Во как я в легенду вжился!
- Да услышал я тебя, отстань. Как ты говоришь - "отвали"? - фыркнул Натан Аароныч и пошёл к корпусу госпиталя.
А я откинулся на спинку лавочки, зажмурился, вдохнул чистый горячий летний воздух. Хорошо-то как здесь! Спокойно. Где-то война, ещё где-то сумасшедший, бешенный 21 век, а здесь всё тихо, спокойно, как во сне.
На душе тихо, но тоскливо - скучаю по своим любимым. Жене, сыну. Увижу ли я их? Как они там? Я ведь, там, погиб. Поди, схоронили. Все глаза уже выплакали. Как они будут без меня? Ох, херово-то как. Чем больше думал о них, тем тоскливее становилось. Места себе не находил. Метался по парку до заката, сторонясь людей - общаться ни с кем не мог. Скорее бы на фронт, что ли! Уж убьют, мучиться перестану.
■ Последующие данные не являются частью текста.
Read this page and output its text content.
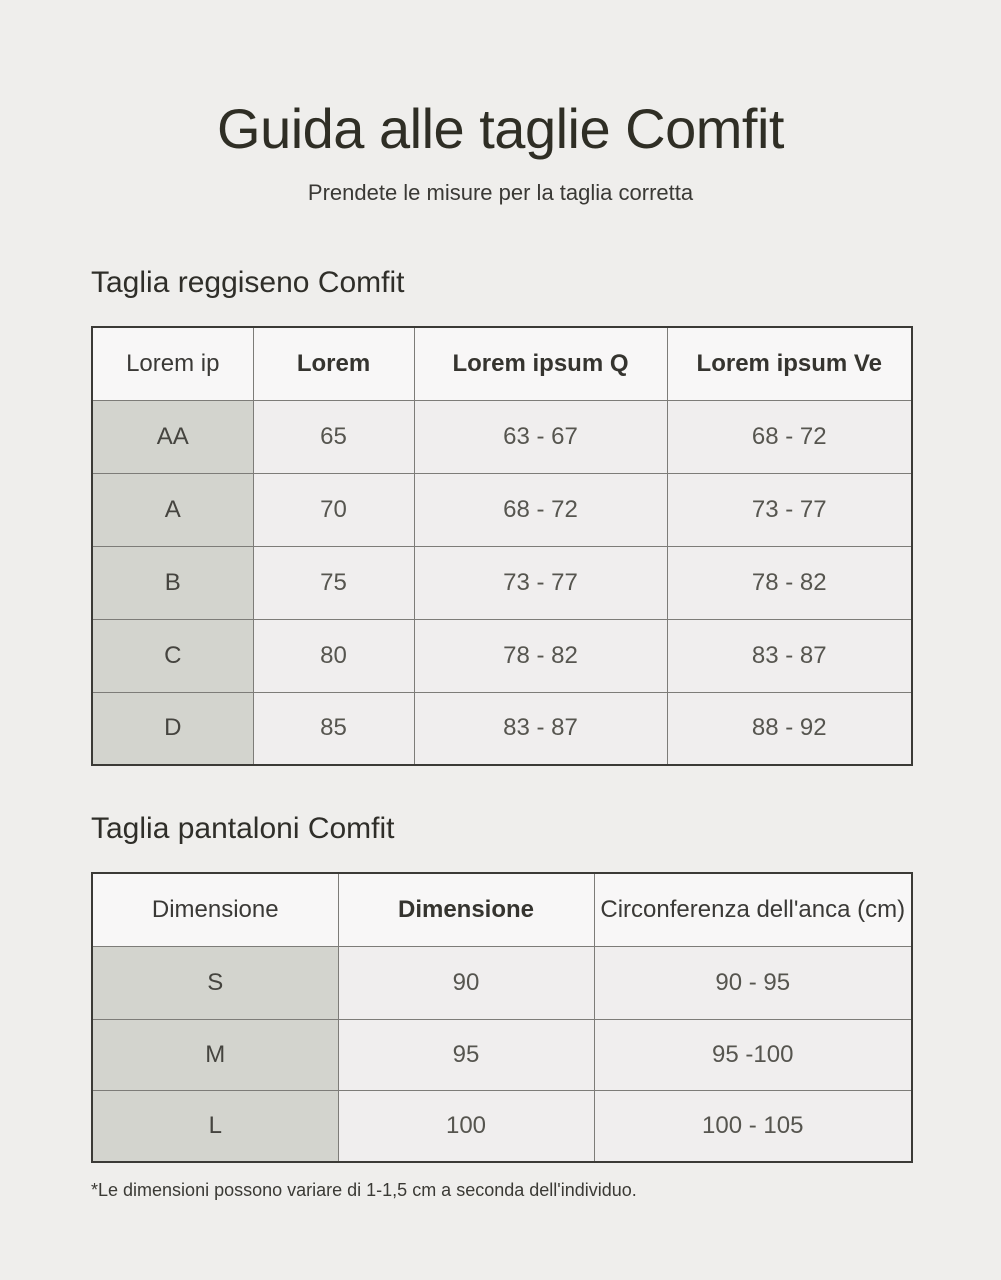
Guida alle taglie Comfit
Prendete le misure per la taglia corretta
Taglia reggiseno Comfit
Lorem ip	Lorem	Lorem ipsum Q	Lorem ipsum Ve
AA	65	63 - 67	68 - 72
A	70	68 - 72	73 - 77
B	75	73 - 77	78 - 82
C	80	78 - 82	83 - 87
D	85	83 - 87	88 - 92
Taglia pantaloni Comfit
Dimensione	Dimensione	Circonferenza dell'anca (cm)
S	90	90 - 95
M	95	95 -100
L	100	100 - 105
*Le dimensioni possono variare di 1-1,5 cm a seconda dell'individuo.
Отступление от повествования.
Телефонный разговор:
- Как там объект? Проявил себя?
- Нет. Рвётся на фронт.
- Похоже, твоё чутьё тебя подвело.
- Нет, Объект - чужой. Личность полностью не соответствует легенде.
- Ознакомление с личным делом?
- То-то и оно, ещё больше всё запутало. Человек слишком сложно устроен для старшины Кузьмина. Знает то, чего старшина знать не должен, но не знает, того, что должен знать. Полная оторванность от жизни. Хотя, языком владеет в совершенстве. Думает по-русски, это я тебе точно говорю. Но, в речи использует множество необычных словесных построений и иноязычных включений, но произносит их искаженно, обруссечено.
- Обруссечено? А ты не так?
- В этом-то и дело. Я же подолгу бываю за рубежом, слух у меня к такому привычен.
- Ну, так что скажешь?
- Никак я не пойму. Связи его не проявляются. Будем ждать?
- Подождём.
Телячья отбивная.
О том, как дело само находит не успевших спрятаться.
Ночь опять был налёт. Разбудила воздушная тревога. Повыбежали, кто мог, на улицу, попрятались в щелях. Дело было уже к утру, посвежело. В одной пижаме, да спросонья, казалось холодно. Аж трясло. Сдерживался, как мог - подумают - боится старшина Кузьмин. А этого нельзя допустить никак. Авторитет надо блюсти.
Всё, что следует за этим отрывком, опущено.